Democracy is Vulnerable to Con Games

Ordinary politicians fail when confronted by a confidence game. Why? They trust in a type of orderly logic to how things proceed. There’s a famous story about Sara Palin’s run for governor of Alaska where she had dinner with her opponent before a debate. As the story goes, she thought the guy was brilliant and knew far more than she did about policy. She also knew it didn’t matter as she would win the debate by avoiding policy.

Donald Trump also knows this about ordinary politicians and used it to upend all logic as he has done throughout his career. Unless Democrats and Republicans both learn to respond successfully amid con-men, our democracy will continue to have periodic chaos hurting our economic and social development. Yet the US is not alone in having fallen for a scam. The UK fell for con man Boris Johnson who embedded the country in a full-blown Brexit disaster. And, today, we seem to be in a period where con men take over democratic governments. While this won’t be happening forever, world conditions are somehow ripe for political con men and women at this point in time.

So while the Democratic party (and also the Republican Party) needs to continue its soul searching, both parties must also learn how to defeat con men and women. In the Republican case, the con-man took over their party. In the Democratic case, the con-man controlled the final two-months of the campaign in ways typical for con-men.

Important wisdom is also needed as we view the many views of the election. Phil Rosenzweig, in The Halo Effect, observed “[W]e don’t want to read just that Lego’s sales were sharply down, we want an explanation of what happened.

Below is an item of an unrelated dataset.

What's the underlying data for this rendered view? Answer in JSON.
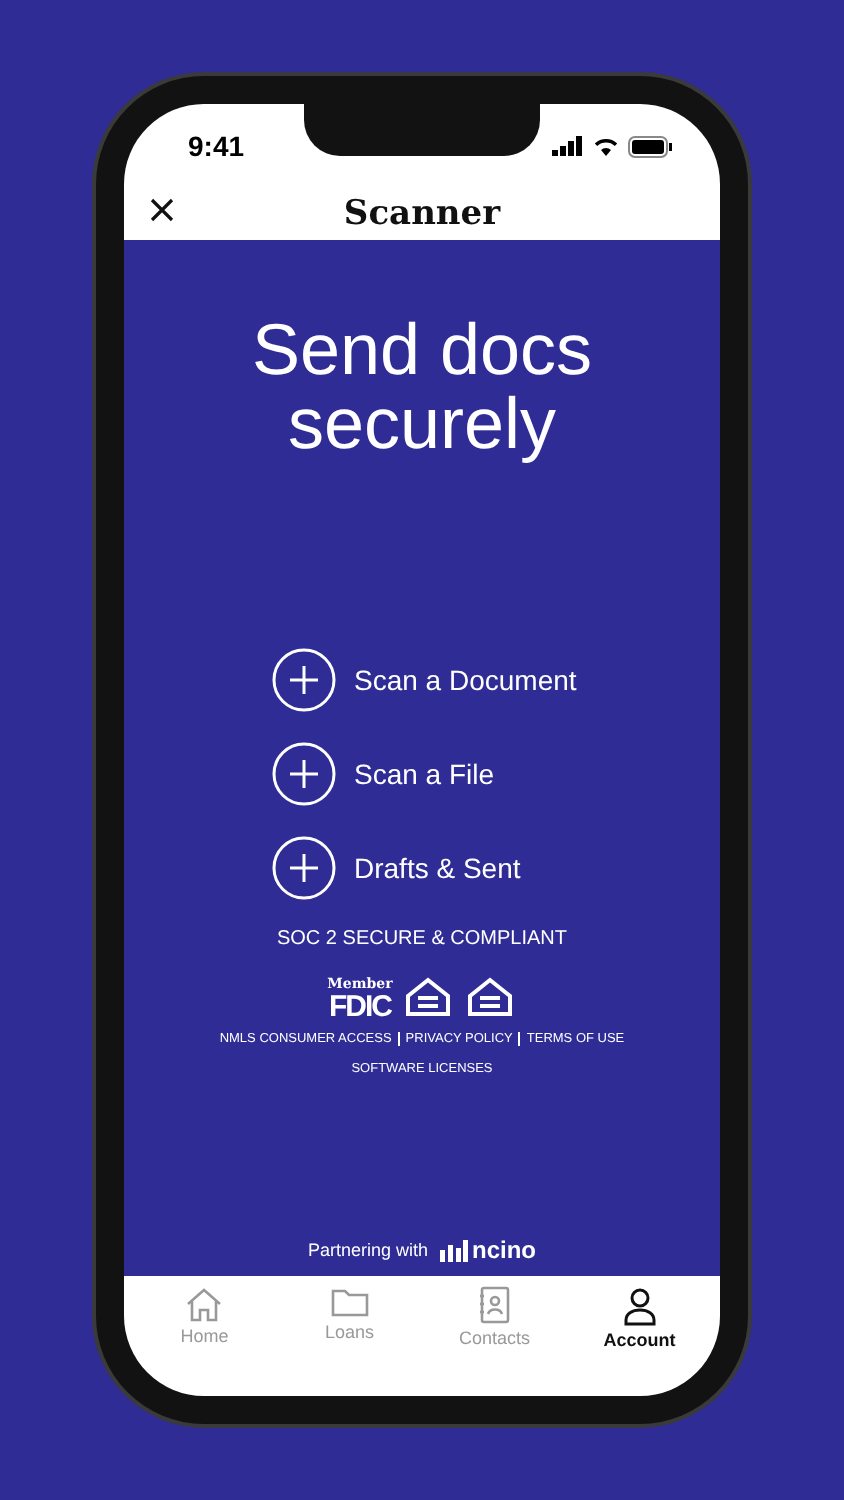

It can’t just have been bad luck — there must have been some reason why a proud company…suddenly did so badly.” Americans who care about a better future must reject the mad dash to psychologically comfortable answers because they are clear and simple — they are also wrong. Sometimes, a great deal of bad luck also contributes to election loss.

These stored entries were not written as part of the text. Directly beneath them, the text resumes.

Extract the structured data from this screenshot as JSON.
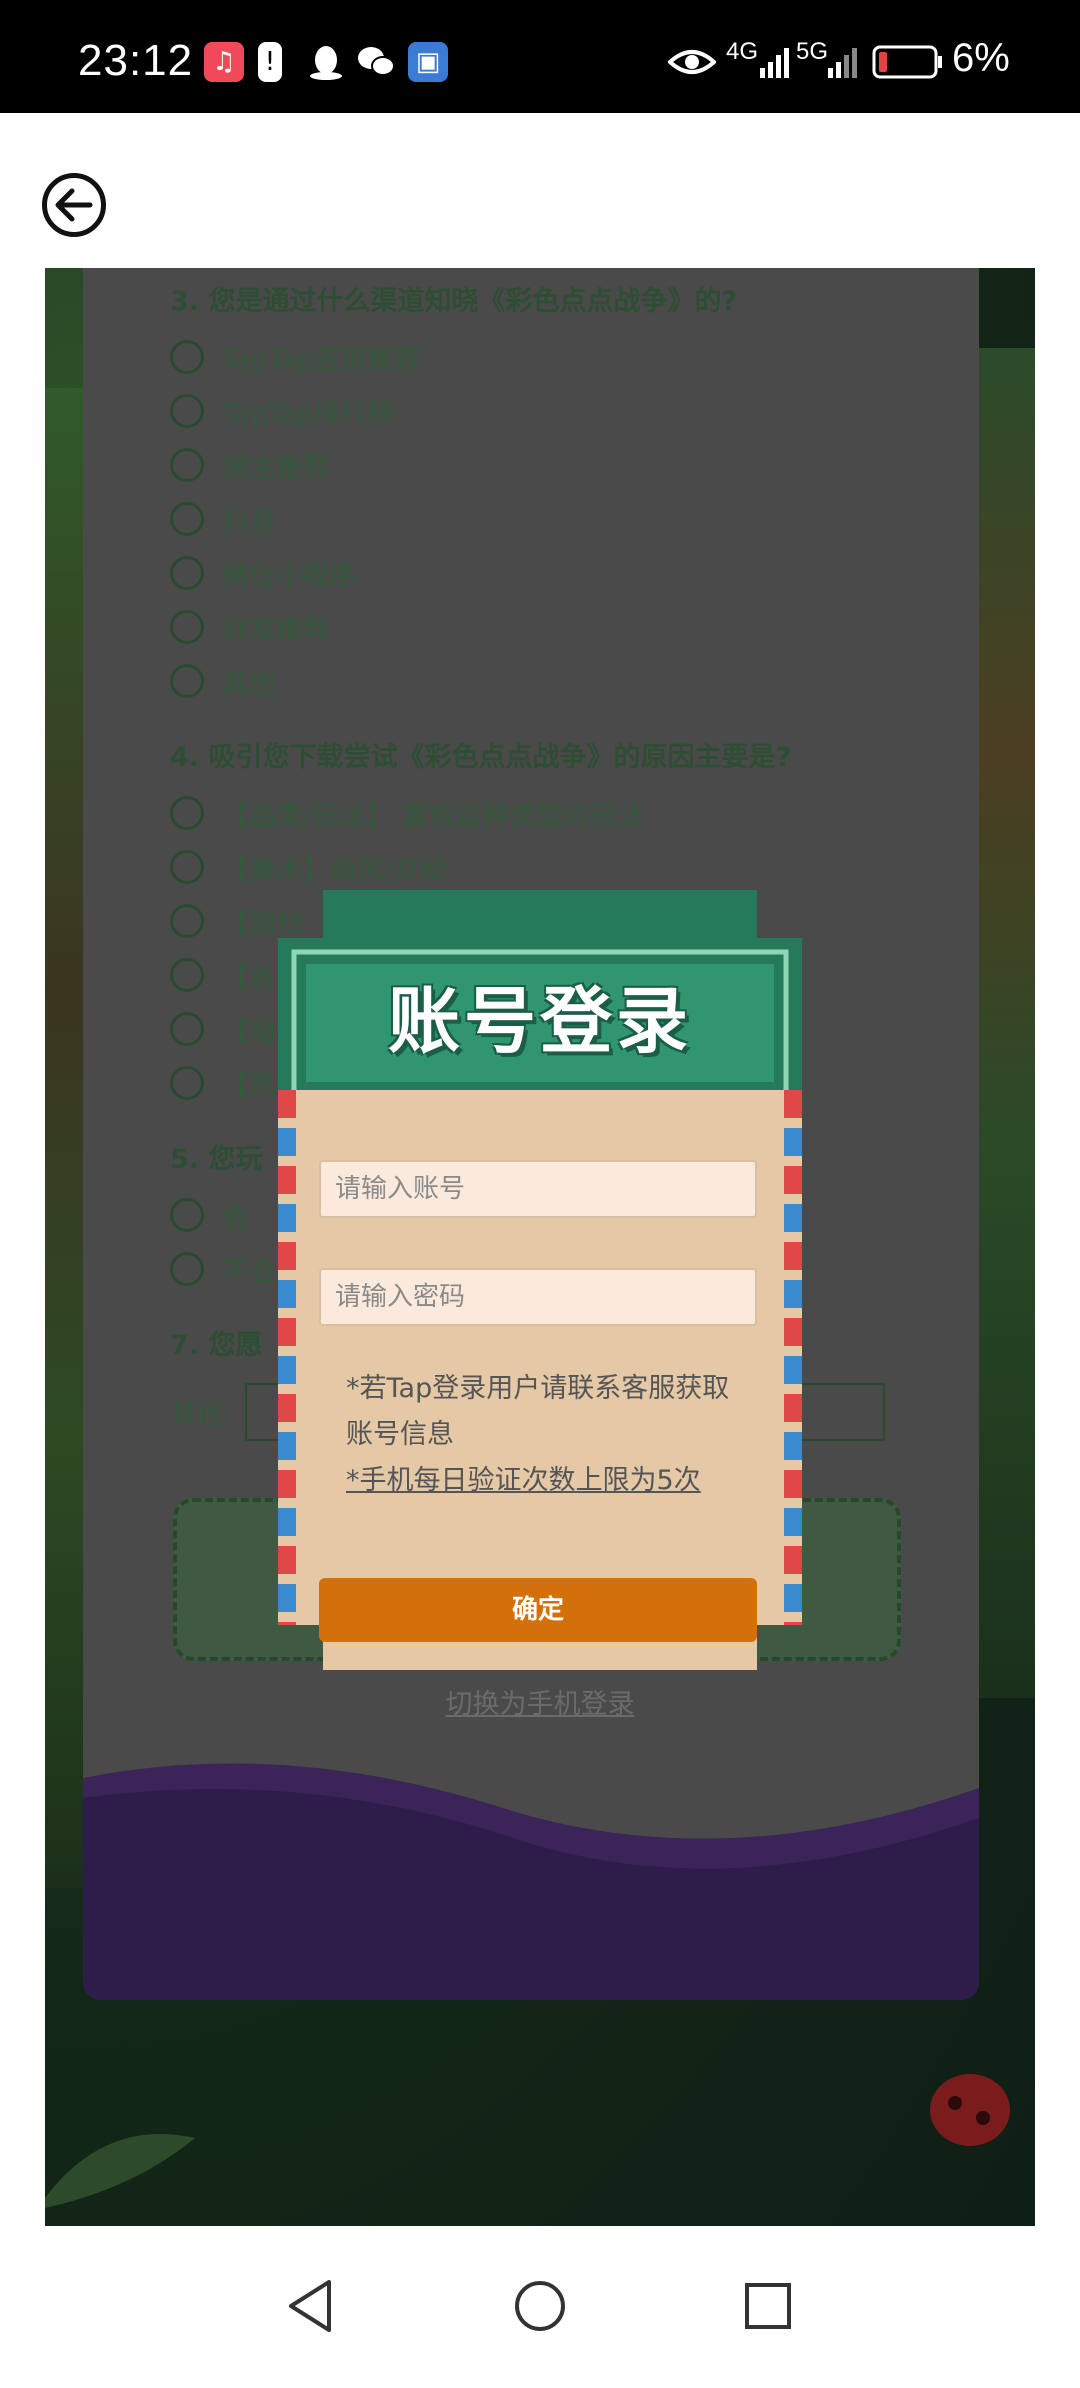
{
  "status_bar": {
    "time": "23:12",
    "network_4g": "4G",
    "network_5g": "5G",
    "battery": "6%",
    "icons": [
      "music-icon",
      "alert-icon",
      "qq-icon",
      "wechat-icon",
      "app-icon",
      "eye-icon",
      "signal-icon",
      "battery-icon"
    ]
  },
  "app_bar": {
    "back_icon": "back-arrow-icon"
  },
  "survey": {
    "q3": {
      "title": "3. 您是通过什么渠道知晓《彩色点点战争》的?",
      "options": [
        "TapTap首页推荐",
        "TapTap排行榜",
        "博主推荐",
        "抖音",
        "微信小程序",
        "好友推荐",
        "其他"
      ]
    },
    "q4": {
      "title": "4. 吸引您下载尝试《彩色点点战争》的原因主要是?",
      "options": [
        "【品类/玩法】 喜欢这种类型的玩法",
        "【美术】画风/立绘",
        "【题材",
        "【各",
        "【福",
        "【热"
      ]
    },
    "q5": {
      "title": "5. 您玩",
      "options": [
        "会",
        "不会"
      ]
    },
    "q7": {
      "title": "7. 您愿"
    },
    "other_label": "其他:"
  },
  "login_modal": {
    "title": "账号登录",
    "account_placeholder": "请输入账号",
    "password_placeholder": "请输入密码",
    "note": "*若Tap登录用户请联系客服获取账号信息",
    "note_limit": "*手机每日验证次数上限为5次",
    "confirm_label": "确定",
    "switch_label": "切换为手机登录"
  },
  "colors": {
    "title_green": "#247a5a",
    "confirm_orange": "#d4700a",
    "ticket_body": "#e5c8a6",
    "stripe_red": "#e04848",
    "stripe_blue": "#3a8ad0"
  }
}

In this case, we face at least the bad luck that democracy is vulnerable to con games — a truth our founders knew but could not prevent while ensuring we still had a republic. We must also learn that policy and logic do not guarantee electoral wins. To win elections, those who have valid and important ideas must also be street-smart — able to dominate the conversation against a con-man like Trump.

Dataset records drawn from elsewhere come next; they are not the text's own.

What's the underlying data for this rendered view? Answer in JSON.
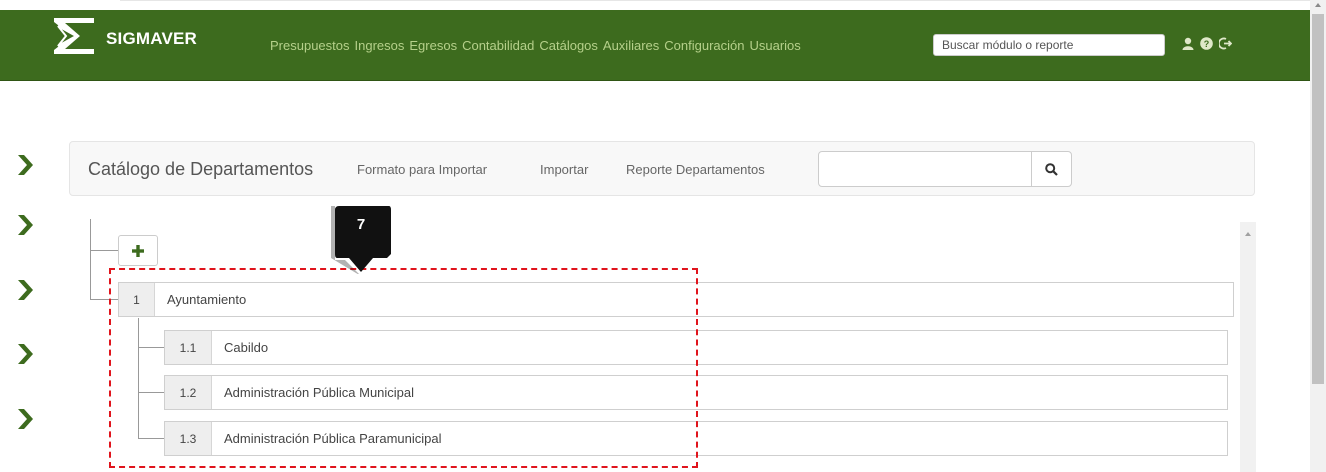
{
  "brand": {
    "name": "SIGMAVER",
    "logo_icon": "sigma-logo-icon"
  },
  "nav": {
    "menu": [
      "Presupuestos",
      "Ingresos",
      "Egresos",
      "Contabilidad",
      "Catálogos",
      "Auxiliares",
      "Configuración",
      "Usuarios"
    ],
    "search_placeholder": "Buscar módulo o reporte",
    "icons": [
      "user-icon",
      "help-icon",
      "logout-icon"
    ]
  },
  "catalog": {
    "title": "Catálogo de Departamentos",
    "links": [
      "Formato para Importar",
      "Importar",
      "Reporte Departamentos"
    ],
    "search_value": "",
    "search_icon": "search-icon"
  },
  "tree": {
    "add_icon": "plus-icon",
    "root": {
      "num": "1",
      "label": "Ayuntamiento"
    },
    "children": [
      {
        "num": "1.1",
        "label": "Cabildo"
      },
      {
        "num": "1.2",
        "label": "Administración Pública Municipal"
      },
      {
        "num": "1.3",
        "label": "Administración Pública Paramunicipal"
      }
    ]
  },
  "annotation": {
    "number": "7"
  },
  "colors": {
    "navbar": "#3d6b1e",
    "menu_text": "#b5d08a",
    "accent_green": "#3d6b1e",
    "annotation_border": "#e0141c"
  }
}
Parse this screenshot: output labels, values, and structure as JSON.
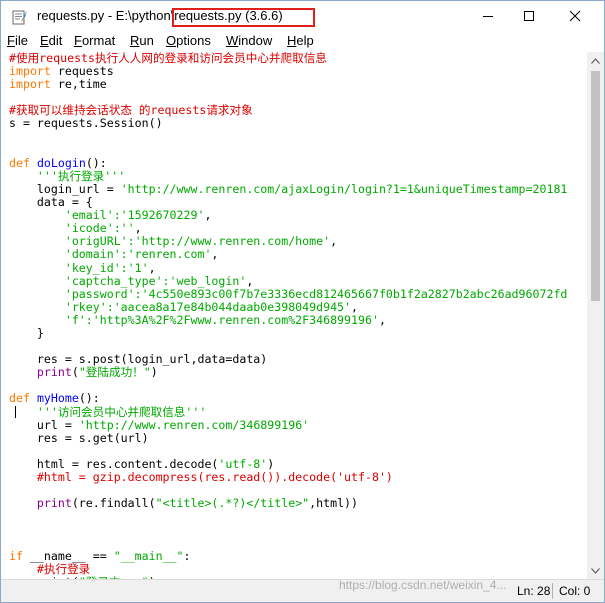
{
  "window": {
    "title_prefix": "requests.py - E:\\python",
    "title_highlighted": "\\requests.py (3.6.6)"
  },
  "menu": {
    "items": [
      {
        "label": "File",
        "underline": "F",
        "rest": "ile"
      },
      {
        "label": "Edit",
        "underline": "E",
        "rest": "dit"
      },
      {
        "label": "Format",
        "underline": "F",
        "rest": "ormat"
      },
      {
        "label": "Run",
        "underline": "R",
        "rest": "un"
      },
      {
        "label": "Options",
        "underline": "O",
        "rest": "ptions"
      },
      {
        "label": "Window",
        "underline": "W",
        "rest": "indow"
      },
      {
        "label": "Help",
        "underline": "H",
        "rest": "elp"
      }
    ]
  },
  "code": {
    "lines": [
      [
        {
          "t": "cm",
          "v": "#使用requests执行人人网的登录和访问会员中心并爬取信息"
        }
      ],
      [
        {
          "t": "kw",
          "v": "import"
        },
        {
          "t": "",
          "v": " requests"
        }
      ],
      [
        {
          "t": "kw",
          "v": "import"
        },
        {
          "t": "",
          "v": " re,time"
        }
      ],
      [],
      [
        {
          "t": "cm",
          "v": "#获取可以维持会话状态 的requests请求对象"
        }
      ],
      [
        {
          "t": "",
          "v": "s = requests.Session()"
        }
      ],
      [],
      [],
      [
        {
          "t": "kw",
          "v": "def"
        },
        {
          "t": "",
          "v": " "
        },
        {
          "t": "df",
          "v": "doLogin"
        },
        {
          "t": "",
          "v": "():"
        }
      ],
      [
        {
          "t": "st",
          "v": "    '''执行登录'''"
        }
      ],
      [
        {
          "t": "",
          "v": "    login_url = "
        },
        {
          "t": "st",
          "v": "'http://www.renren.com/ajaxLogin/login?1=1&uniqueTimestamp=20181"
        }
      ],
      [
        {
          "t": "",
          "v": "    data = {"
        }
      ],
      [
        {
          "t": "st",
          "v": "        'email':'1592670229'"
        },
        {
          "t": "",
          "v": ","
        }
      ],
      [
        {
          "t": "st",
          "v": "        'icode':''"
        },
        {
          "t": "",
          "v": ","
        }
      ],
      [
        {
          "t": "st",
          "v": "        'origURL':'http://www.renren.com/home'"
        },
        {
          "t": "",
          "v": ","
        }
      ],
      [
        {
          "t": "st",
          "v": "        'domain':'renren.com'"
        },
        {
          "t": "",
          "v": ","
        }
      ],
      [
        {
          "t": "st",
          "v": "        'key_id':'1'"
        },
        {
          "t": "",
          "v": ","
        }
      ],
      [
        {
          "t": "st",
          "v": "        'captcha_type':'web_login'"
        },
        {
          "t": "",
          "v": ","
        }
      ],
      [
        {
          "t": "st",
          "v": "        'password':'4c550e893c00f7b7e3336ecd812465667f0b1f2a2827b2abc26ad96072fd"
        }
      ],
      [
        {
          "t": "st",
          "v": "        'rkey':'aacea8a17e84b044daab0e398049d945'"
        },
        {
          "t": "",
          "v": ","
        }
      ],
      [
        {
          "t": "st",
          "v": "        'f':'http%3A%2F%2Fwww.renren.com%2F346899196'"
        },
        {
          "t": "",
          "v": ","
        }
      ],
      [
        {
          "t": "",
          "v": "    }"
        }
      ],
      [],
      [
        {
          "t": "",
          "v": "    res = s.post(login_url,data=data)"
        }
      ],
      [
        {
          "t": "",
          "v": "    "
        },
        {
          "t": "bi",
          "v": "print"
        },
        {
          "t": "",
          "v": "("
        },
        {
          "t": "st",
          "v": "\"登陆成功！\""
        },
        {
          "t": "",
          "v": ")"
        }
      ],
      [],
      [
        {
          "t": "kw",
          "v": "def"
        },
        {
          "t": "",
          "v": " "
        },
        {
          "t": "df",
          "v": "myHome"
        },
        {
          "t": "",
          "v": "():"
        }
      ],
      [
        {
          "t": "st",
          "v": "    '''访问会员中心并爬取信息'''"
        }
      ],
      [
        {
          "t": "",
          "v": "    url = "
        },
        {
          "t": "st",
          "v": "'http://www.renren.com/346899196'"
        }
      ],
      [
        {
          "t": "",
          "v": "    res = s.get(url)"
        }
      ],
      [],
      [
        {
          "t": "",
          "v": "    html = res.content.decode("
        },
        {
          "t": "st",
          "v": "'utf-8'"
        },
        {
          "t": "",
          "v": ")"
        }
      ],
      [
        {
          "t": "cm",
          "v": "    #html = gzip.decompress(res.read()).decode('utf-8')"
        }
      ],
      [],
      [
        {
          "t": "",
          "v": "    "
        },
        {
          "t": "bi",
          "v": "print"
        },
        {
          "t": "",
          "v": "(re.findall("
        },
        {
          "t": "st",
          "v": "\"<title>(.*?)</title>\""
        },
        {
          "t": "",
          "v": ",html))"
        }
      ],
      [],
      [],
      [],
      [
        {
          "t": "kw",
          "v": "if"
        },
        {
          "t": "",
          "v": " __name__ == "
        },
        {
          "t": "st",
          "v": "\"__main__\""
        },
        {
          "t": "",
          "v": ":"
        }
      ],
      [
        {
          "t": "cm",
          "v": "    #执行登录"
        }
      ],
      [
        {
          "t": "",
          "v": "    "
        },
        {
          "t": "bi",
          "v": "print"
        },
        {
          "t": "",
          "v": "("
        },
        {
          "t": "st",
          "v": "\"登录中...\""
        },
        {
          "t": "",
          "v": ")"
        }
      ]
    ]
  },
  "status": {
    "ln": "Ln: 28",
    "col": "Col: 0"
  },
  "watermark": "https://blog.csdn.net/weixin_4..."
}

Unless both parties accept this truth they risk making things worse through their own actions. And if this happens, they will once-again been conned.

Be well. A few thoughts for recovery after this election are offered below.

©2024 Doug Garnett — All Rights Reserved


Through my company, Protonik LLC, I consult with companies as they design and bring to market new and innovative products and am writing a book exploring the critical value of complexity in business success. That said, I have a lifelong interest in politics and government — their critical importance to healthy nations, healthy societies, and healthy business. 


Some Added Thoughts on Emotional Recovery after this Election

There is always frustration for the party which loses an election but this week I’ve seen far more depression, sadness, and confusion than is typical — and have felt it myself. Let me offer, then, the following image from a Feedzai article about the emotional results of being scammed.

The entirety of America was scammed though at the moment it is most deeply felt by those who voted against Trump. Many today feel a powerlessness to take action yet fear even for their own safety — especially if they are Democrats living in hard core MAGA environment or are part of a minority population Trump has promised to punish.

Eventually, the majority of those who voted for Trump will also feel this fallout as they come to grips with how they have been scammed. The continuing convictions for criminal activity on January 6 — after the last election — reveal that many defendants now realize that Trump conned them into doing things they would never have done under ordinary circumstances.